Cardiac Dimensions and Function Are Not Altered among Females with the Myalgic Encephalomyelitis/Chronic Fatigue Syndrome.
Iversen, Per Ole, von Lueder, Thomas Gero, Kardel, Kristin Reimers et al. · Healthcare (Basel, Switzerland) · 2020 · DOI
Quick Summary
Researchers used heart ultrasounds to check if the hearts of people with ME/CFS were structurally different or working differently than healthy people's hearts. They found no significant differences in heart size or function between the 16 women with ME/CFS and 10 healthy women they studied. This suggests that ME/CFS exercise intolerance and lactate buildup may not be caused by problems with how the heart itself is structured or functioning.
Why It Matters
Understanding whether ME/CFS involves cardiac dysfunction is crucial for explaining exercise intolerance and abnormal lactate accumulation—hallmark features of the disease. These findings help narrow the search for the underlying cause of ME/CFS symptoms by ruling out the heart as a primary source of dysfunction, potentially redirecting research focus toward metabolic and mitochondrial mechanisms.
Observed Findings
No significant differences in cardiac chamber dimensions between ME/CFS patients and controls
No significant differences in left ventricular ejection fraction or systolic function between groups
No significant differences in diastolic function parameters between groups
No significant differences in tissue Doppler or cardiac strain variables between groups
Inferred Conclusions
Cardiac structural and functional abnormalities are not present in female ME/CFS patients in this cohort
Abnormal lactate accumulation in ME/CFS is likely not caused by primary cardiac dysfunction
The exercise intolerance and energy dysregulation in ME/CFS likely result from mechanisms outside cardiac pathology
Remaining Questions
What mechanisms are responsible for the abnormal lactate accumulation observed in ME/CFS patients if not cardiac dysfunction?

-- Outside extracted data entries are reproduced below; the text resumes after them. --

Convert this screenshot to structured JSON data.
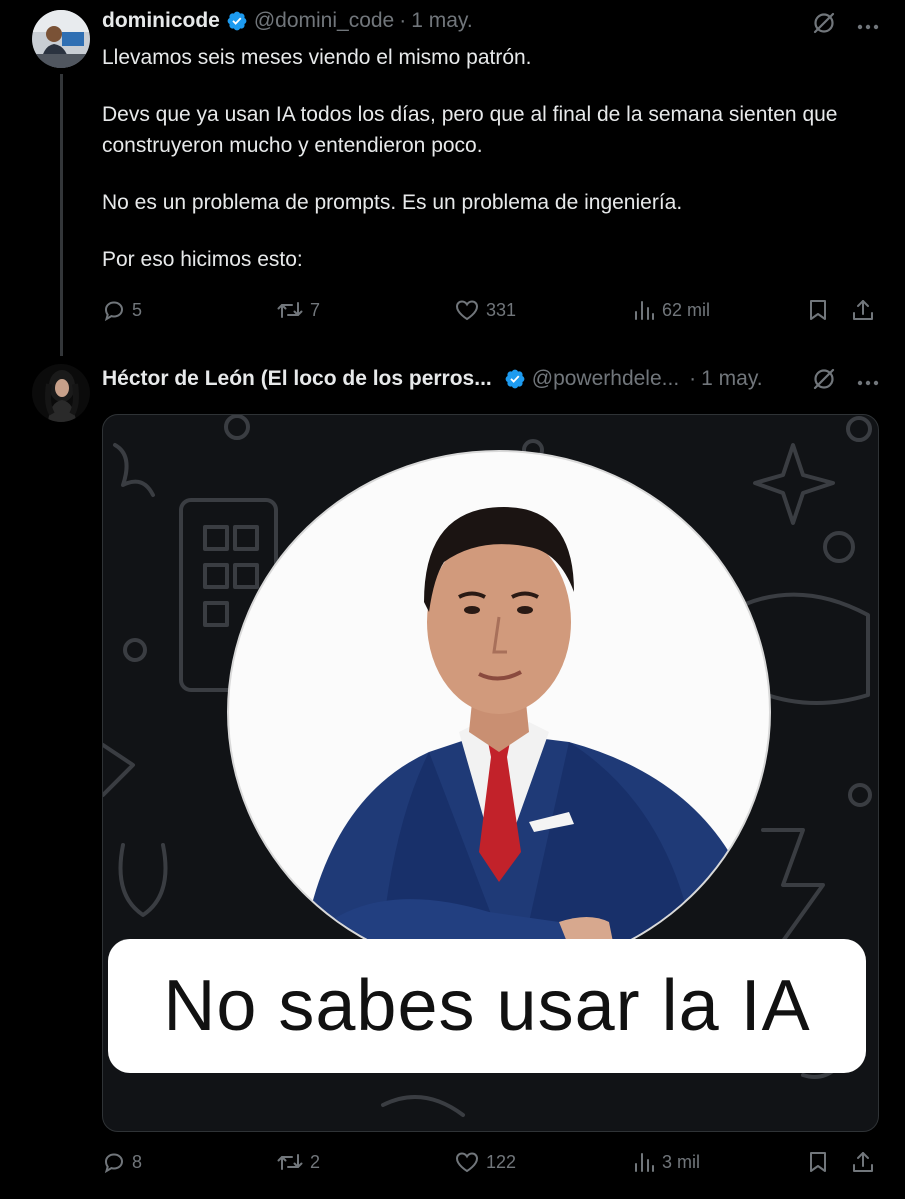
{
  "colors": {
    "background": "#000000",
    "text_primary": "#e7e9ea",
    "text_secondary": "#71767b",
    "verified_blue": "#1d9bf0"
  },
  "tweets": [
    {
      "name": "dominicode",
      "handle": "@domini_code",
      "separator": "·",
      "date": "1 may.",
      "paragraphs": [
        "Llevamos seis meses viendo el mismo patrón.",
        "Devs que ya usan IA todos los días, pero que al final de la semana sienten que construyeron mucho y entendieron poco.",
        "No es un problema de prompts. Es un problema de ingeniería.",
        "Por eso hicimos esto:"
      ],
      "stats": {
        "replies": "5",
        "reposts": "7",
        "likes": "331",
        "views": "62 mil"
      }
    },
    {
      "name": "Héctor de León (El loco de los perros...",
      "handle": "@powerhdele...",
      "separator": "·",
      "date": "1 may.",
      "media_caption": "No sabes usar la IA",
      "stats": {
        "replies": "8",
        "reposts": "2",
        "likes": "122",
        "views": "3 mil"
      }
    }
  ],
  "icons": [
    "grok-icon",
    "more-icon",
    "reply-icon",
    "repost-icon",
    "like-icon",
    "views-icon",
    "bookmark-icon",
    "share-icon",
    "verified-badge-icon"
  ]
}
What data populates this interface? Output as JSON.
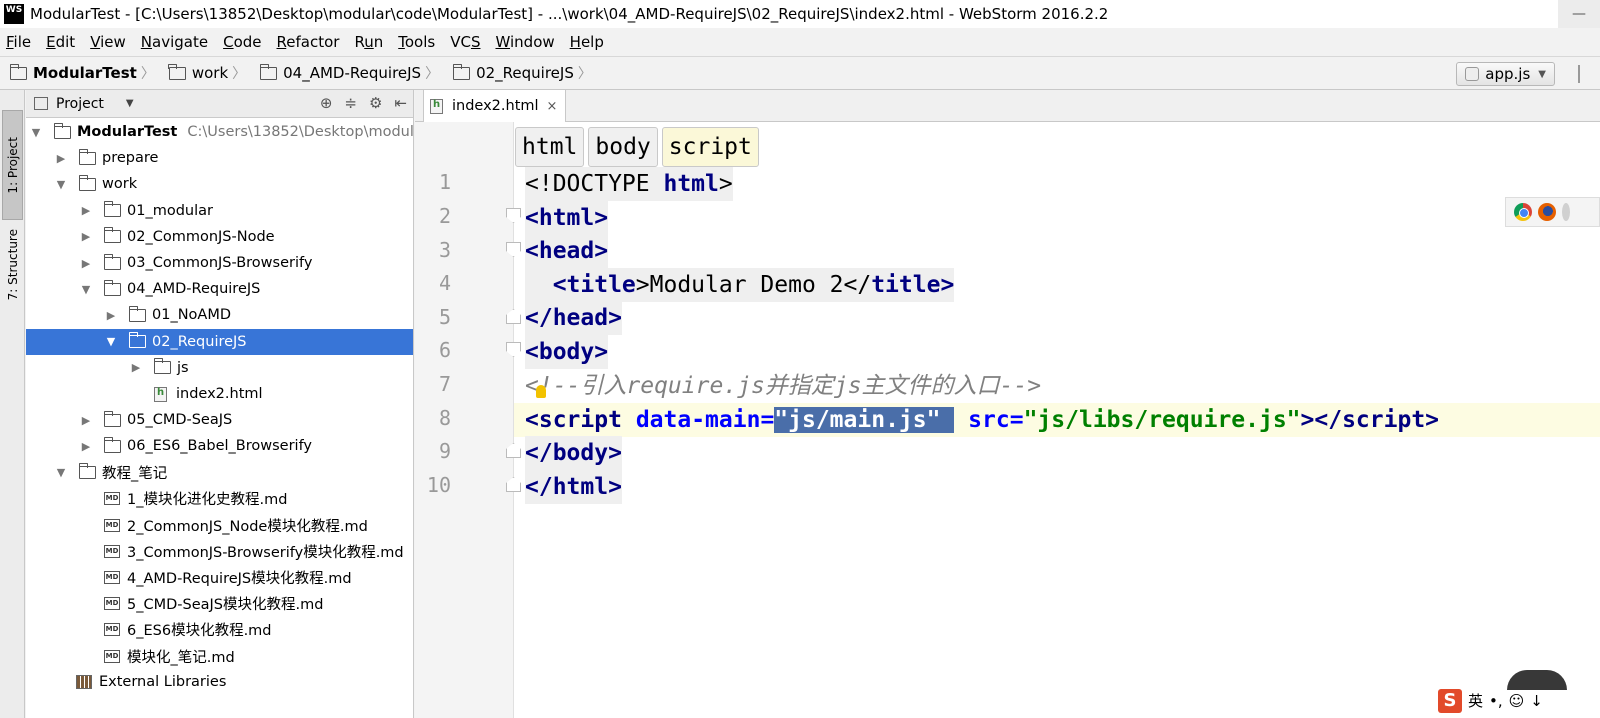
{
  "window": {
    "logo": "WS",
    "title": "ModularTest - [C:\\Users\\13852\\Desktop\\modular\\code\\ModularTest] - ...\\work\\04_AMD-RequireJS\\02_RequireJS\\index2.html - WebStorm 2016.2.2",
    "control": "—"
  },
  "menu": [
    {
      "u": "F",
      "rest": "ile"
    },
    {
      "u": "E",
      "rest": "dit"
    },
    {
      "u": "V",
      "rest": "iew"
    },
    {
      "u": "N",
      "rest": "avigate"
    },
    {
      "u": "C",
      "rest": "ode"
    },
    {
      "u": "R",
      "rest": "efactor"
    },
    {
      "pre": "R",
      "u": "u",
      "rest": "n"
    },
    {
      "u": "T",
      "rest": "ools"
    },
    {
      "pre": "VC",
      "u": "S",
      "rest": ""
    },
    {
      "u": "W",
      "rest": "indow"
    },
    {
      "u": "H",
      "rest": "elp"
    }
  ],
  "breadcrumb": [
    "ModularTest",
    "work",
    "04_AMD-RequireJS",
    "02_RequireJS"
  ],
  "run_config": "app.js",
  "toolstrip": {
    "project_tab": "1: Project",
    "structure_tab": "7: Structure"
  },
  "project_panel": {
    "title": "Project",
    "tree": [
      {
        "label": "ModularTest",
        "path": "C:\\Users\\13852\\Desktop\\modul",
        "depth": 0,
        "arrow": "▼",
        "icon": "folder",
        "bold": true
      },
      {
        "label": "prepare",
        "depth": 1,
        "arrow": "▶",
        "icon": "folder"
      },
      {
        "label": "work",
        "depth": 1,
        "arrow": "▼",
        "icon": "folder"
      },
      {
        "label": "01_modular",
        "depth": 2,
        "arrow": "▶",
        "icon": "folder"
      },
      {
        "label": "02_CommonJS-Node",
        "depth": 2,
        "arrow": "▶",
        "icon": "folder"
      },
      {
        "label": "03_CommonJS-Browserify",
        "depth": 2,
        "arrow": "▶",
        "icon": "folder"
      },
      {
        "label": "04_AMD-RequireJS",
        "depth": 2,
        "arrow": "▼",
        "icon": "folder"
      },
      {
        "label": "01_NoAMD",
        "depth": 3,
        "arrow": "▶",
        "icon": "folder"
      },
      {
        "label": "02_RequireJS",
        "depth": 3,
        "arrow": "▼",
        "icon": "folder",
        "selected": true
      },
      {
        "label": "js",
        "depth": 4,
        "arrow": "▶",
        "icon": "folder"
      },
      {
        "label": "index2.html",
        "depth": 4,
        "arrow": "",
        "icon": "html"
      },
      {
        "label": "05_CMD-SeaJS",
        "depth": 2,
        "arrow": "▶",
        "icon": "folder"
      },
      {
        "label": "06_ES6_Babel_Browserify",
        "depth": 2,
        "arrow": "▶",
        "icon": "folder"
      },
      {
        "label": "教程_笔记",
        "depth": 1,
        "arrow": "▼",
        "icon": "folder"
      },
      {
        "label": "1_模块化进化史教程.md",
        "depth": 2,
        "arrow": "",
        "icon": "md"
      },
      {
        "label": "2_CommonJS_Node模块化教程.md",
        "depth": 2,
        "arrow": "",
        "icon": "md"
      },
      {
        "label": "3_CommonJS-Browserify模块化教程.md",
        "depth": 2,
        "arrow": "",
        "icon": "md"
      },
      {
        "label": "4_AMD-RequireJS模块化教程.md",
        "depth": 2,
        "arrow": "",
        "icon": "md"
      },
      {
        "label": "5_CMD-SeaJS模块化教程.md",
        "depth": 2,
        "arrow": "",
        "icon": "md"
      },
      {
        "label": "6_ES6模块化教程.md",
        "depth": 2,
        "arrow": "",
        "icon": "md"
      },
      {
        "label": "模块化_笔记.md",
        "depth": 2,
        "arrow": "",
        "icon": "md"
      },
      {
        "label": "External Libraries",
        "depth": 0,
        "arrow": "",
        "icon": "lib"
      }
    ],
    "md_icon_text": "MD"
  },
  "editor": {
    "tab_label": "index2.html",
    "tab_close": "×",
    "xml_crumbs": [
      "html",
      "body",
      "script"
    ],
    "line_numbers": [
      "1",
      "2",
      "3",
      "4",
      "5",
      "6",
      "7",
      "8",
      "9",
      "10"
    ],
    "code": {
      "l1": {
        "a": "<!DOCTYPE ",
        "b": "html",
        "c": ">"
      },
      "l2": {
        "a": "<",
        "b": "html",
        "c": ">"
      },
      "l3": {
        "a": "<",
        "b": "head",
        "c": ">"
      },
      "l4": {
        "a": "  <",
        "b": "title",
        "c": ">Modular Demo 2</",
        "d": "title",
        "e": ">"
      },
      "l5": {
        "a": "</",
        "b": "head",
        "c": ">"
      },
      "l6": {
        "a": "<",
        "b": "body",
        "c": ">"
      },
      "l7": {
        "a": "<!--引入require.js并指定js主文件的入口-->"
      },
      "l8": {
        "a": "<",
        "b": "script",
        "c": " ",
        "d": "data-main",
        "e": "=",
        "f": "\"js/main.js\" ",
        "g": " ",
        "h": "src",
        "i": "=",
        "j": "\"js/libs/require.js\"",
        "k": "></",
        "l": "script",
        "m": ">"
      },
      "l9": {
        "a": "</",
        "b": "body",
        "c": ">"
      },
      "l10": {
        "a": "</",
        "b": "html",
        "c": ">"
      }
    }
  },
  "ime": {
    "logo": "S",
    "lang": "英",
    "punct": "•,",
    "emoji": "☺",
    "more": "↓"
  }
}
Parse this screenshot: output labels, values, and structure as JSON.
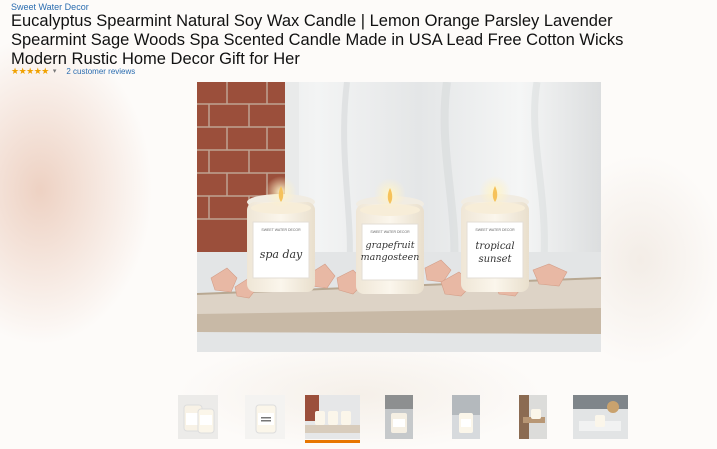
{
  "product": {
    "brand": "Sweet Water Decor",
    "title": "Eucalyptus Spearmint Natural Soy Wax Candle | Lemon Orange Parsley Lavender Spearmint Sage Woods Spa Scented Candle Made in USA Lead Free Cotton Wicks Modern Rustic Home Decor Gift for Her",
    "rating_stars": "★★★★★",
    "rating_value": 5,
    "reviews_link": "2 customer reviews"
  },
  "main_image": {
    "candles": [
      {
        "label_line1": "spa day",
        "label_line2": ""
      },
      {
        "label_line1": "grapefruit",
        "label_line2": "mangosteen"
      },
      {
        "label_line1": "tropical",
        "label_line2": "sunset"
      }
    ],
    "brand_small": "SWEET WATER DECOR"
  },
  "thumbnails": {
    "count": 7,
    "selected_index": 2,
    "accent_color": "#e77600"
  },
  "colors": {
    "link": "#2b6db0",
    "star": "#f0a100"
  }
}
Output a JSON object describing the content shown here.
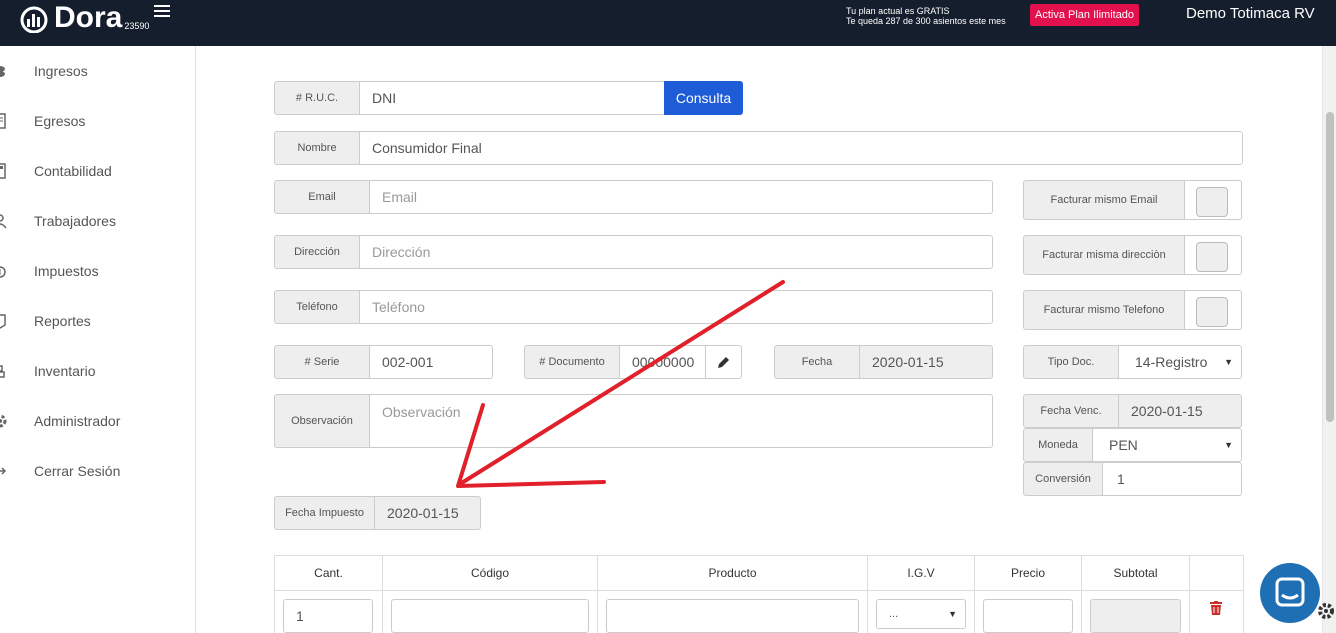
{
  "header": {
    "brand": "Dora",
    "account_number": "23590",
    "plan_line1": "Tu plan actual es GRATIS",
    "plan_line2": "Te queda 287 de 300 asientos este mes",
    "upgrade_label": "Activa Plan Ilimitado",
    "user_name": "Demo Totimaca RV"
  },
  "sidebar": {
    "items": [
      {
        "label": "Ingresos",
        "icon": "coins-icon"
      },
      {
        "label": "Egresos",
        "icon": "receipt-icon"
      },
      {
        "label": "Contabilidad",
        "icon": "calculator-icon"
      },
      {
        "label": "Trabajadores",
        "icon": "users-icon"
      },
      {
        "label": "Impuestos",
        "icon": "tax-icon"
      },
      {
        "label": "Reportes",
        "icon": "report-icon"
      },
      {
        "label": "Inventario",
        "icon": "boxes-icon"
      },
      {
        "label": "Administrador",
        "icon": "gear-icon"
      },
      {
        "label": "Cerrar Sesión",
        "icon": "logout-icon"
      }
    ]
  },
  "form": {
    "ruc_label": "# R.U.C.",
    "ruc_value": "DNI",
    "consulta_label": "Consulta",
    "nombre_label": "Nombre",
    "nombre_value": "Consumidor Final",
    "email_label": "Email",
    "email_placeholder": "Email",
    "direccion_label": "Dirección",
    "direccion_placeholder": "Dirección",
    "telefono_label": "Teléfono",
    "telefono_placeholder": "Teléfono",
    "facturar_email_label": "Facturar mismo Email",
    "facturar_direccion_label": "Facturar misma direcciòn",
    "facturar_telefono_label": "Facturar mismo Telefono",
    "serie_label": "# Serie",
    "serie_value": "002-001",
    "documento_label": "# Documento",
    "documento_value": "00000000",
    "fecha_label": "Fecha",
    "fecha_value": "2020-01-15",
    "tipo_doc_label": "Tipo Doc.",
    "tipo_doc_value": "14-Registro",
    "observacion_label": "Observación",
    "observacion_placeholder": "Observación",
    "fecha_venc_label": "Fecha Venc.",
    "fecha_venc_value": "2020-01-15",
    "moneda_label": "Moneda",
    "moneda_value": "PEN",
    "conversion_label": "Conversión",
    "conversion_value": "1",
    "fecha_impuesto_label": "Fecha Impuesto",
    "fecha_impuesto_value": "2020-01-15"
  },
  "items_table": {
    "headers": [
      "Cant.",
      "Código",
      "Producto",
      "I.G.V",
      "Precio",
      "Subtotal"
    ],
    "row": {
      "cantidad": "1",
      "igv": "..."
    }
  },
  "colors": {
    "topbar": "#151e2d",
    "upgrade": "#e3104e",
    "consulta": "#1e5bd6",
    "annotation_arrow": "#e0202a",
    "trash": "#c9302c",
    "chat": "#1f6fb5"
  }
}
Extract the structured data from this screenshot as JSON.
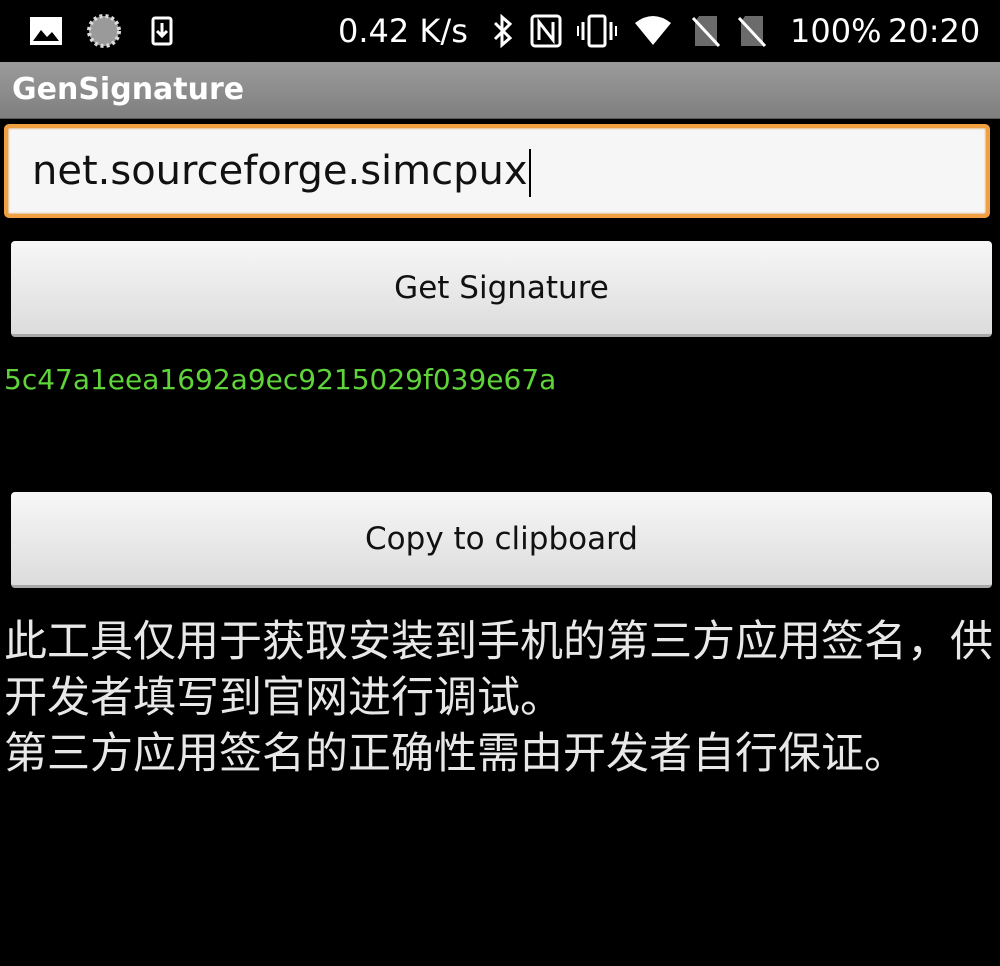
{
  "status_bar": {
    "net_speed": "0.42 K/s",
    "battery": "100%",
    "time": "20:20",
    "icons": [
      "image-icon",
      "loading-icon",
      "download-icon",
      "bluetooth-icon",
      "nfc-icon",
      "vibrate-icon",
      "wifi-icon",
      "no-sim-icon",
      "no-sim-icon"
    ]
  },
  "app_bar": {
    "title": "GenSignature"
  },
  "form": {
    "package_value": "net.sourceforge.simcpux",
    "get_signature_label": "Get Signature",
    "signature": "5c47a1eea1692a9ec9215029f039e67a",
    "copy_label": "Copy to clipboard"
  },
  "description": {
    "line1": "此工具仅用于获取安装到手机的第三方应用签名，供开发者填写到官网进行调试。",
    "line2": "第三方应用签名的正确性需由开发者自行保证。"
  },
  "colors": {
    "signature_text": "#5fd33a",
    "input_focus_border": "#f0a040",
    "background": "#000000"
  }
}
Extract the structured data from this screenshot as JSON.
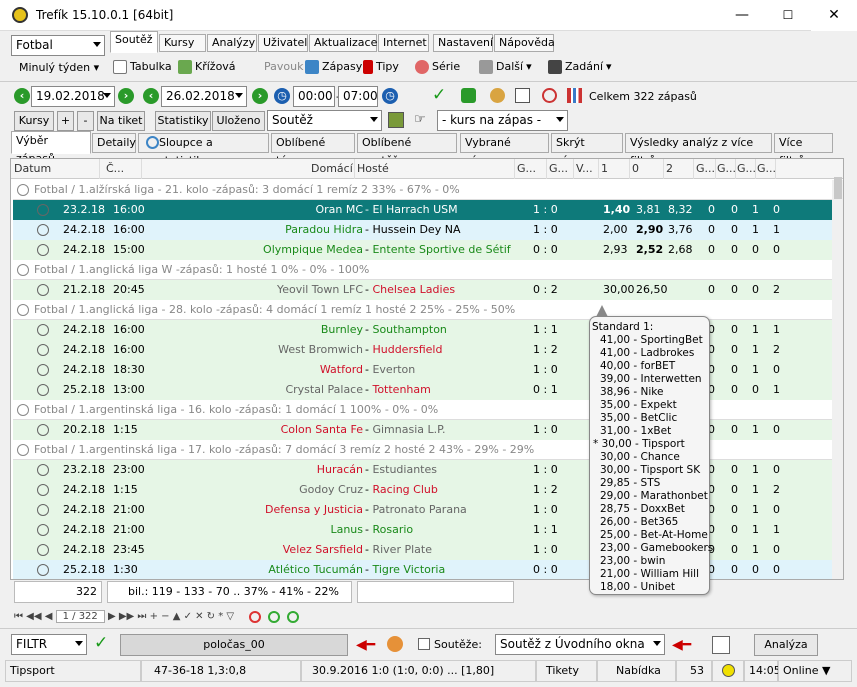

Do male ME/CFS patients show similar cardiac findings, or are there sex differences in cardiac involvement?
Could there be cardiac dysfunction detectable only during exercise stress testing rather than at rest?
What This Study Does Not Prove
This study does not prove that cardiac abnormalities never occur in ME/CFS, as it only examined a small group of 16 women and used single time-point measurements. It also does not establish what is actually causing the abnormal lactate accumulation observed in ME/CFS patients, only that structural or functional heart problems are unlikely to be the explanation. Additionally, findings in women may not generalize to men with ME/CFS.